More info after the click.

The rest of this post will describe the products, features, and making of the app.

Squeezebox

The Squeezebox is a product line that Logitech acquired from Slim Devices and maintained for a few years and then discontinued several years ago. They do maintain the Squeezebox servers, so the existing devices can function without a private server. The product shown above is the Squeezebox Boom which came out in 2008. More info about this can be learned by visiting the Wikipedia

IR Blaster

IR Blaster is a term I learned when searching for some consumer electronics which have remote control hardware feature contained on them. The list I came across is also hosted on a Wikipedia.

Observed that the Samsung devices stopped including after the S6 and Note 4. However, I have a lot of their devices which include it and decided to create the app.

Making of the app

Two main software tools were used to make the app. One is a compiler to turn code into a program that runs on Android. The other was a vector graphics program allowing me to draw scalable icons.

The compiler and IDE

The compiler and my development environment is unconventional for most application developments, but since the project is small it was manageable. Most people develop applications with an Integrated Development Environment (IDE) on a computer. For this application I developed it using a smartphone. It was developed on my Note 4 using a software package called Android IDE (AIDE). Not affiliated with them and am only a customer who purchased the pro key.

The Graphics Program

I've never used a vector graphics program before, so this application gave me a great opportunity to learn some of the basics. I researched about which offerings are available and decided to use Inkscape, which is a multi-platform open source vector graphics program. During researching saw some nice tutorials and great works produced by other talented users. The application only required me to learn basic concepts in order to mimic the icons on the remote control for usage in the application.

The IR Blaster

Phones tend to have the IR blaster at the top of a portrait orientation and tablets tend to have them at the top of a landscape orientation. Most remotes tend to be of portrait orientation. Decided to make the remote familiar shaped when run on a tablet or a phone. Here's screenshots taken from a Galaxy S4 mini smartphone and a Galaxy Note 8 tablet.

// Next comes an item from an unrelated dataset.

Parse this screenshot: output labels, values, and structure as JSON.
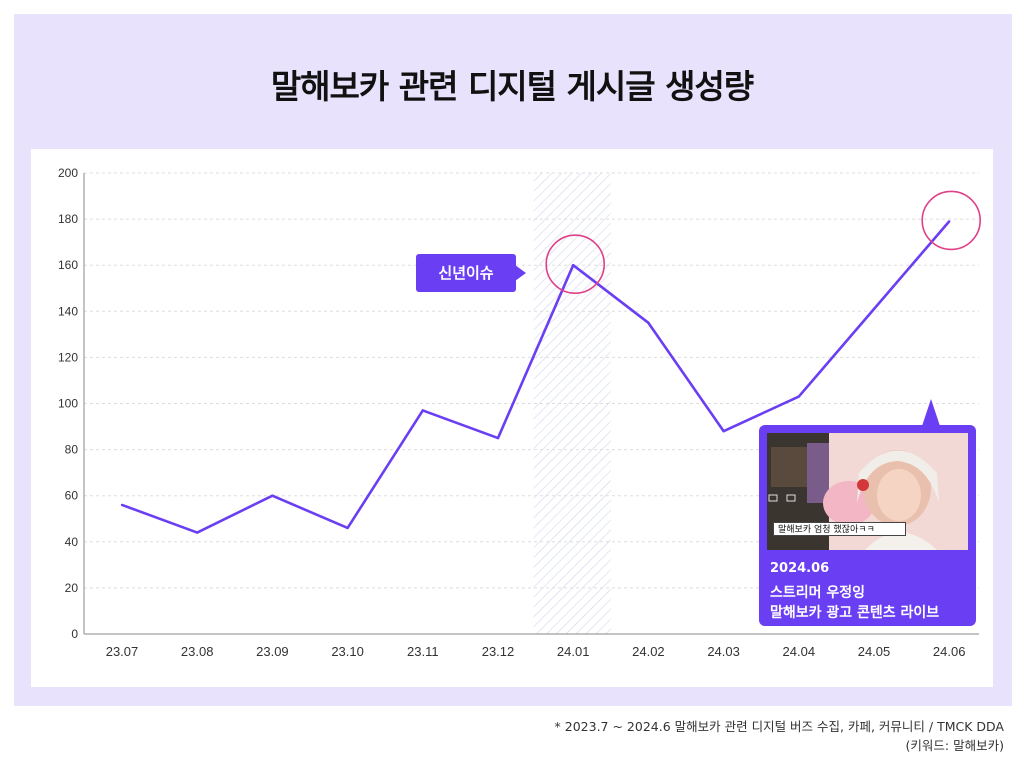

Android introduced an API to control IR Remotes in some 4.4 version. Prior to that version others have figured out how to control the IR blaster on the Samsung devices. This application both methods implemented and tested. It's been run on only a subset of Samsung devices with an IR blaster and none of the other brands listed on the aforementioned wikipedia.

The Testing for Functional Verification

The testing was done on:

Smartphones:


  • Galaxy S4 mini

  • Galaxy Note 3

  • Galaxy Note 4


Tablets:


  • Galaxy Note 8

  • Galaxy Note 10.1 2014 edition

  • Galaxy Note Pro 12.1 2014 edition

The IR Codes

The IR codes were learned using an IR receiver hooked up to a computer. This product is called the USB-UIRT. In order to get the codes to transmit from the application a computer application was needed. This application was written interfacing with USB-UIRT API and then output codes after learning the Squeezebox remote control button presses. The computer application was written as a console app and using the TCC lightweight compiler.